Up ahead of them Arbuthnott, Chapman and Bagley had reached the first green, but not of course by the same route, as is almost always the case with the average club golf threesome. Credit must be given to Arbuthnott for getting there in the regulation two strokes, whilst both Chapman and Bagley had arrived there in the non-regulation, though more regular, three strokes. On arriving there Chapman returned to the topic they had been discussing when they had last been together on leaving the tee and were out of Mr Captain’s earshot. "It's Captain's Day for God's sake," he railed. "Women have no right to be on the course on Captain’s Day, let alone doing the measuring." He shook his head, at a loss. "I don't know, they put up a notice saying they don't want you to swear and then they allow women on the course at the same time as men and give you the best bloody reason in the world to swear!”
     "We can take it you won't be volunteering to do the measuring on Lady Captain's Day then, can we Gerry?" said Bagley.
     "Only if it's for a coffin for one of them," said Chapman. “Then I’d be there with my tape measure at the drop of a hat.”
     “Only they’ll probably be expecting the gentlemen to reciprocate.”
     “Well they can expect all they want as far as I’m concerned,” said Chapman, dismissing the whole sorry business from his mind and turning his attention to the more important matter of the forty feet downhill putt he was faced with to save his par.
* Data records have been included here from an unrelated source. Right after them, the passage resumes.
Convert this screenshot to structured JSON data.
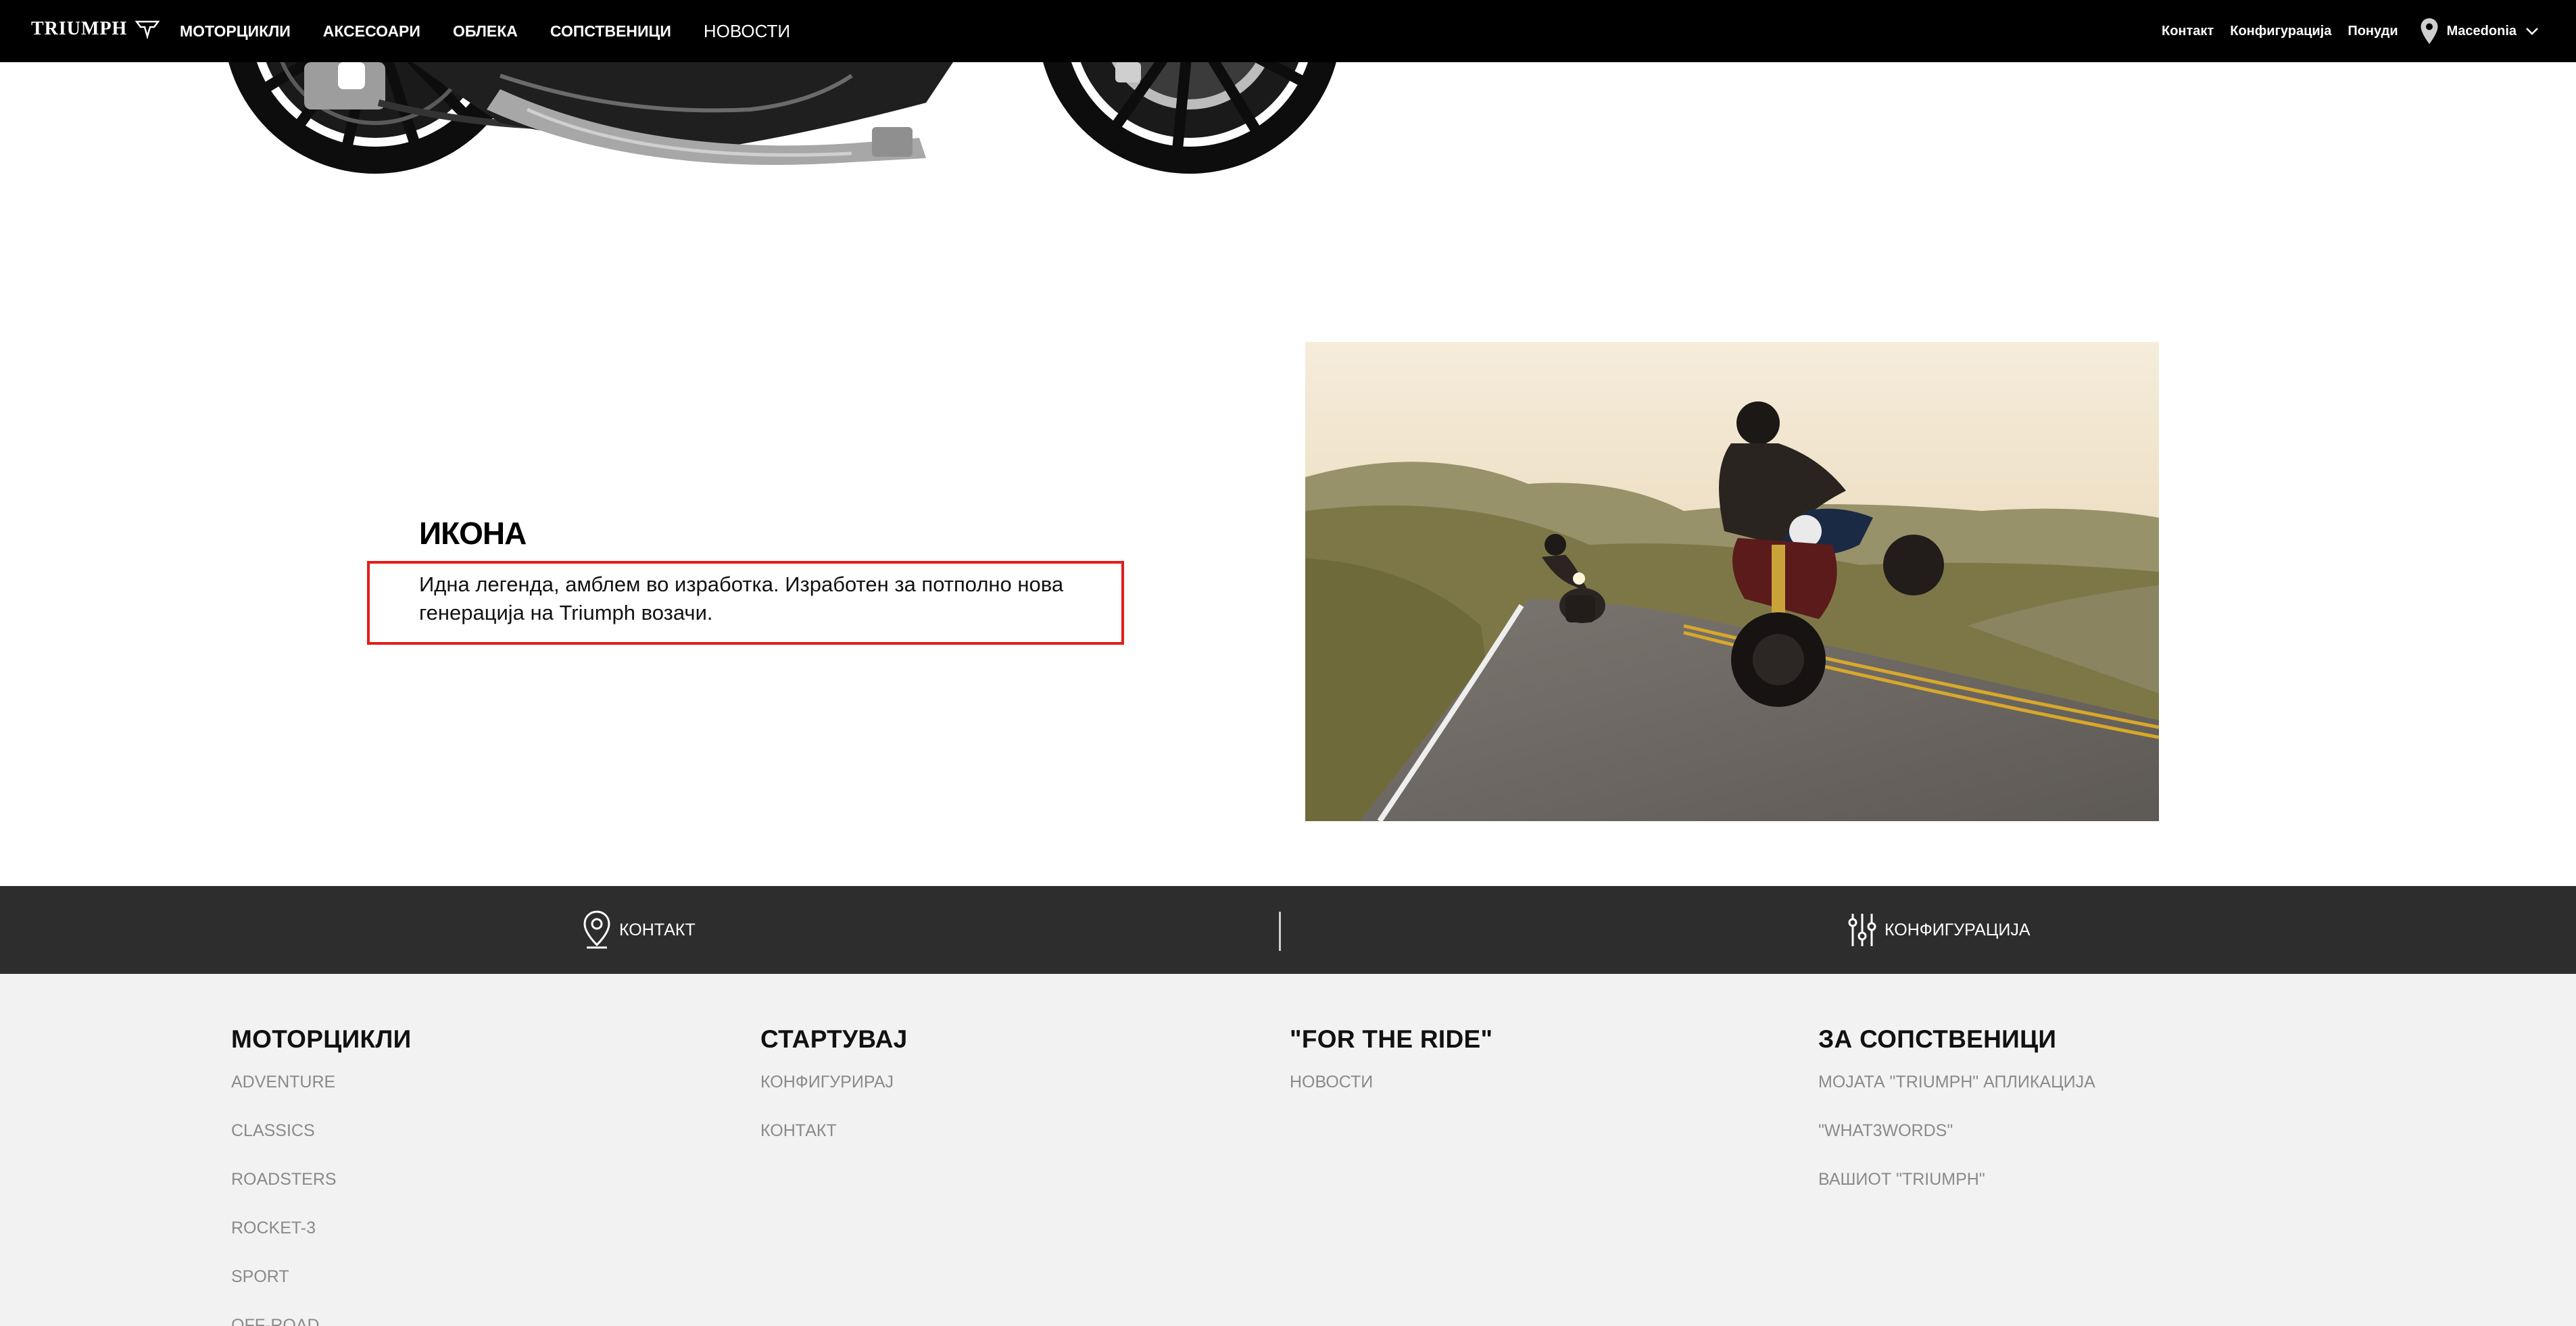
{
  "header": {
    "logo_text": "TRIUMPH",
    "nav": [
      "МОТОРЦИКЛИ",
      "АКСЕСОАРИ",
      "ОБЛЕКА",
      "СОПСТВЕНИЦИ",
      "НОВОСТИ"
    ],
    "util": [
      "Контакт",
      "Конфигурација",
      "Понуди"
    ],
    "region": "Macedonia",
    "icons": {
      "region": "location-pin-icon",
      "dropdown": "chevron-down-icon"
    }
  },
  "feature": {
    "title": "ИКОНА",
    "text": "Идна легенда, амблем во изработка. Изработен за потполно нова генерација на Triumph возачи.",
    "highlight_color": "#e31d1d"
  },
  "cta": {
    "contact": "КОНТАКТ",
    "configure": "КОНФИГУРАЦИЈА",
    "icons": {
      "contact": "location-pin-icon",
      "configure": "sliders-icon"
    }
  },
  "footer": {
    "columns": [
      {
        "title": "МОТОРЦИКЛИ",
        "links": [
          "ADVENTURE",
          "CLASSICS",
          "ROADSTERS",
          "ROCKET-3",
          "SPORT",
          "OFF-ROAD"
        ]
      },
      {
        "title": "СТАРТУВАЈ",
        "links": [
          "КОНФИГУРИРАЈ",
          "КОНТАКТ"
        ]
      },
      {
        "title": "\"FOR THE RIDE\"",
        "links": [
          "НОВОСТИ"
        ]
      },
      {
        "title": "ЗА СОПСТВЕНИЦИ",
        "links": [
          "МОЈАТА \"TRIUMPH\" АПЛИКАЦИЈА",
          "\"WHAT3WORDS\"",
          "ВАШИОТ \"TRIUMPH\""
        ]
      }
    ]
  },
  "colors": {
    "header_bg": "#000000",
    "cta_bg": "#2d2d2d",
    "footer_bg": "#f2f2f2",
    "footer_link": "#8a8a8a"
  }
}
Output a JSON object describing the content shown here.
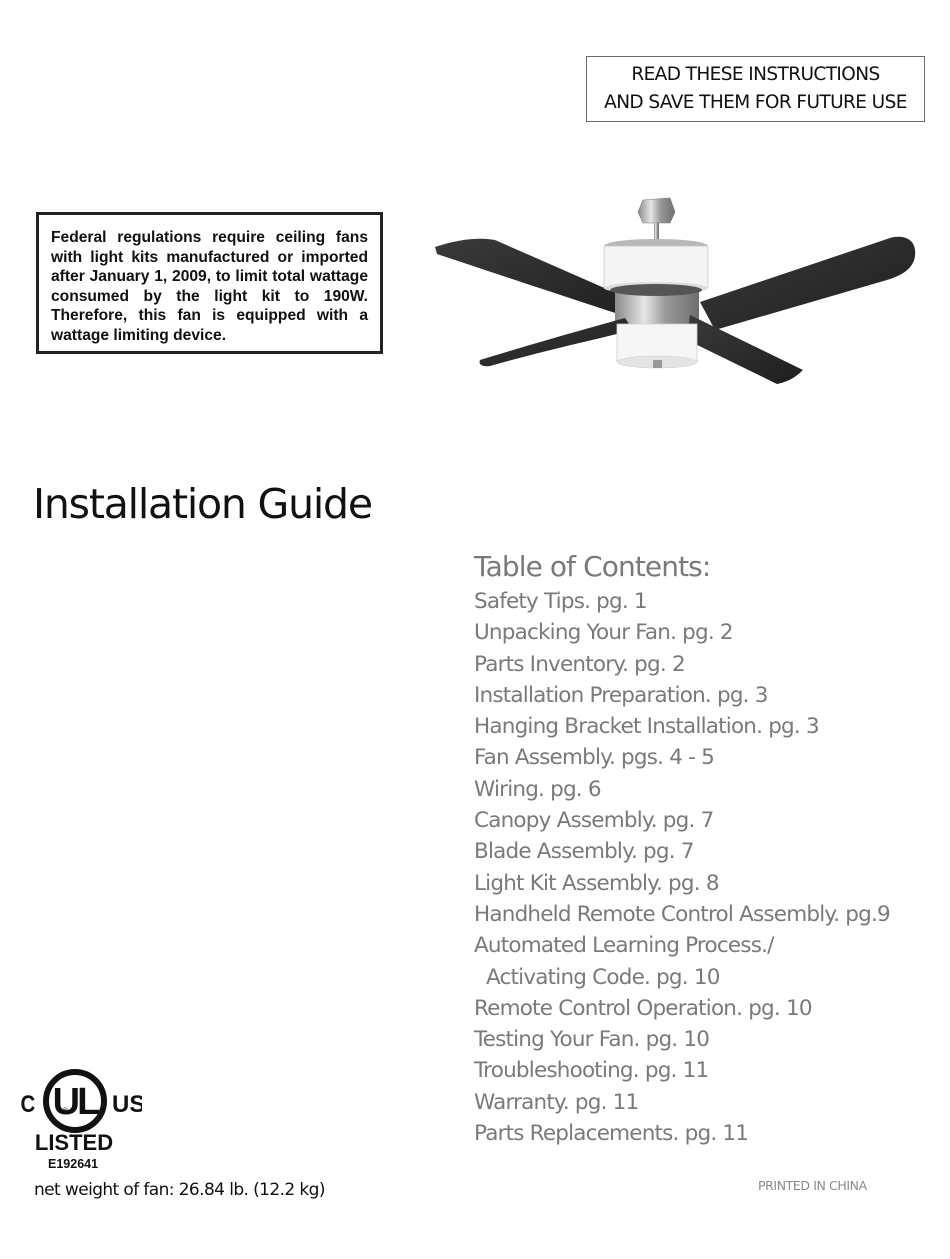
{
  "notice": {
    "line1": "READ THESE INSTRUCTIONS",
    "line2": "AND SAVE THEM FOR FUTURE USE"
  },
  "federal_notice": "Federal regulations require ceiling fans with light kits manufactured or imported after January 1, 2009, to limit total wattage consumed by the light kit to 190W.  Therefore, this fan is equipped with a wattage limiting device.",
  "product_image": {
    "alt": "ceiling-fan-with-light-kit",
    "blade_color": "#2b2b2b",
    "housing_color": "#c0c0c0"
  },
  "title": "Installation Guide",
  "toc": {
    "heading": "Table of Contents:",
    "items": [
      {
        "label": "Safety Tips. pg. 1"
      },
      {
        "label": "Unpacking Your Fan. pg. 2"
      },
      {
        "label": "Parts Inventory. pg. 2"
      },
      {
        "label": "Installation Preparation. pg. 3"
      },
      {
        "label": "Hanging Bracket Installation. pg. 3"
      },
      {
        "label": "Fan Assembly. pgs. 4 - 5"
      },
      {
        "label": "Wiring. pg. 6"
      },
      {
        "label": "Canopy Assembly. pg. 7"
      },
      {
        "label": "Blade Assembly. pg. 7"
      },
      {
        "label": "Light Kit Assembly. pg. 8"
      },
      {
        "label": "Handheld Remote Control Assembly. pg.9"
      },
      {
        "label": "Automated Learning Process./"
      },
      {
        "label": "Activating Code. pg. 10"
      },
      {
        "label": "Remote Control Operation. pg. 10"
      },
      {
        "label": "Testing Your Fan. pg. 10"
      },
      {
        "label": "Troubleshooting. pg. 11"
      },
      {
        "label": "Warranty. pg. 11"
      },
      {
        "label": "Parts Replacements. pg. 11"
      }
    ]
  },
  "certification": {
    "left": "C",
    "mark": "UL",
    "registered": "®",
    "right": "US",
    "status": "LISTED",
    "number": "E192641"
  },
  "net_weight": "net weight of fan: 26.84 lb. (12.2 kg)",
  "printed_in": "PRINTED IN CHINA",
  "colors": {
    "toc_text": "#7a7a7a",
    "body_text": "#111111"
  }
}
Frank Galloway, Mike Hanson and Richard Irwin had just left the locker room and were about to make their way to the first tee when Fidler hove into their view, hurrying in the direction of the pro’s shop. Hanson stopped to greet him. "George! Glad I bumped into you."
     Fidler stopped and glared at him, still boiling from his contretemps with Dawson and Elwes. "What?” he barked.
     "Yes, my sister bought me a dozen golf balls for my birthday and they're Top Flight fours; and you always play Top Flight fours don't you, so I was wondering if we…"
     Hanson didn't get any further as without warning Fidler grabbed hold of the front of his sweater and pulled him up onto his toes. "Are you in this with those two pillocks back there?"
     "What two pillocks back where?" spluttered Hanson, trying to release himself from Fidler's grip.
     "Fucking Dawson and fucking Elwes."
     "Careful George, Mr Captain might hear you," warned Galloway, nodding towards the first tee only some fifty or so yards away.
     "Fuck Mr Captain," said Fidler, having made the decision in the meantime that if he was to appear before the General Committee on a charge of swearing that he might as well get hung for a sheep as a lamb. He tightened his grip on the struggling Hanson then thrust his face closer so that their noses were almost touching, a position that did little to endear itself to Hanson as Fidler's proboscis had a dewdrop on the end of it which he feared might drop off and land on the new Pringle sweater that Tobin had just sold him. "Well?" said Fidler.